I think my bad habits are really catching up to me now. I feel really lousy and I’ve been having trouble sleeping this week. I wish there was a way I could just drain the bad stuff out of my system. I’ve had too much caffeine, sugar, beer, heavy unhealthy food. My allergies are driving me nuts. When I stand or walk my lower back starts to hurt in as little as five minutes.
I think there needs to be a major adjustment in my food and activity level. I need to go to the grocery and get fresh fruit and veggies. I need to cook healthy meals at home instead of going out so much. I should give up the soda. I need to go to the gym more often. I also need to go to the doctor for blood work and to have my back fixed. I need, I should.
Things have been fairly quiet for the last couple of days. The weather has been a little warm for my liking but that’s ok since I mostly stay inside. There’s so much work that needs to be done in the yard, I need to clean the house. Nothing good or interesting. My life is boring. So all’s the same really.
How do you motivate yourself to exercise and eat right? It seems like it should be so simple to me, especially since I watched my mothers health deteriorate from bad habits. Help?
My dad had a CT scan last Friday and a doctors appointment regarding that scan today. We found out he is cancer free. This was not expected. The odds were against him going into radiation. They thought it would help, but not heal completely. The doctor called it nothing short of a miracle. My dad came home and celebrated with a cigarette.
I’m relieved, but I’m not as happy as I should be. Honestly, I’d rather have my mom back than have my dad cancer free. I know its not an option, obviously, but it would be my choice if I had one. I’m not that close with my dad. Sometimes I feel like he doesn’t even like me that much. I was close to my mom. My dad and I haven’t been close since I was under the age of three. He went away to Germany and came back when I was seven. Suddenly I was a pariah. He thought it was “weird” to hug me or tell me he loved me. I only had that from my mom.
I guess this brings out such a spectrum of emotions because it was so unexpected. I fully expected to walk in and here that it helped, but the cancer was still there. That’s what we were set up to believe. Not that its a downer that the cancer is gone, but its such a shock. Not that it will stay away considering his current habits, but its more of a chance than they expected him to have. I don’t know what to do with the news, especially since he told me he only expected to live another year or two.
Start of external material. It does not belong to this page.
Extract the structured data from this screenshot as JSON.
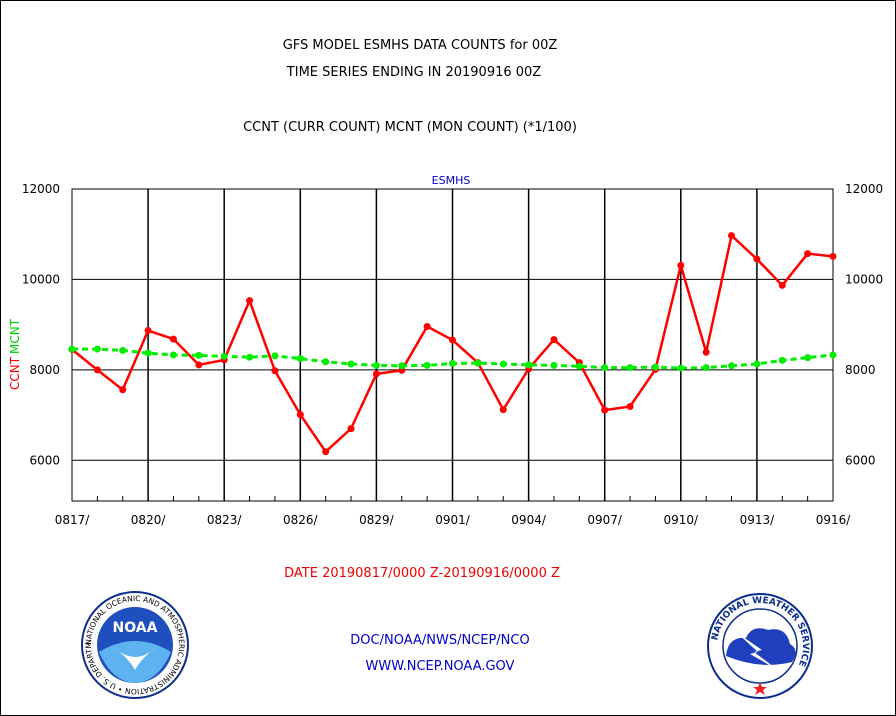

I feel like a horrible person for not celebrating this amazing thing. I guess life just has be down in the dumps, not expecting anything good to ever happen, so when it does, I don’t know how to react. Why could my dad be saved but my mom had to die? It doesn’t seem fair.
I’ve been neglectful again. I should have posted over a week ago but I just didn’t. I’m always worried about running out of words to make a decent blog.
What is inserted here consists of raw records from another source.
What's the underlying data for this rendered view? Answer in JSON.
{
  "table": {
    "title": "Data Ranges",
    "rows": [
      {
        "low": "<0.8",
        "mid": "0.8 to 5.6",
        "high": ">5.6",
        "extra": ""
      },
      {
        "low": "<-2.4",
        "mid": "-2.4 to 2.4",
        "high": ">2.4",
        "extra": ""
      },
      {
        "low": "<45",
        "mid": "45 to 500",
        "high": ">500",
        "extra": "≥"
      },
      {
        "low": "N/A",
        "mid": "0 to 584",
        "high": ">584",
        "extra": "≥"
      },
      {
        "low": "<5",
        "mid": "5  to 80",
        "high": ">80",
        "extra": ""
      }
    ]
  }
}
The last Sunday in September, Zach and I went out to my Uncle James’s house in Longwood. It was a birthday party for him. I haven’t seen him in quite a few years. My Aunts Sue, Judy, and Faye were all there, as were my cousins Beth and Brian, James’s kids. I haven’t seen Beth for over 10 years, and hadn’t seen Brian since I was a child. Zach got to meet some of his second cousins, all girls. The group of them didn’t seem to have much to talk about. We had a nice lunch and caught up a bit with everybody. James is in rigging so he’s built this deck that sits about 30 or 40 feet up.
I took this from up there, looking over his land and the springs that run through it. You have to take a wobbly bridge to get up there. Once you’re up there, you find another ladder that goes up to another deck about ten feet higher. It feels like a treehouse.
It was nice to go out there and see everybody. Nice to just go out and be among people. There’s no family on my mom’s side, so its when my dad’s side gets together that I see anybody. Its silly, Uncle James lives like 20 minutes away but we’ll go years between seeing each other.
I’m slowly getting ready for Halloween. October 1st brought us the first bit of fall weather of the season, which was a nice way to usher in the month. I haven’t decided if I’m going to put up my Halloween tree, or just not mess with it this year. I just don’t feel as excited. My mom liked Halloween, but not as much as Christmas. I’ve always loved Halloween. Not sure what’s gotten into me this year.
Hope you lovelies are having a good month so far!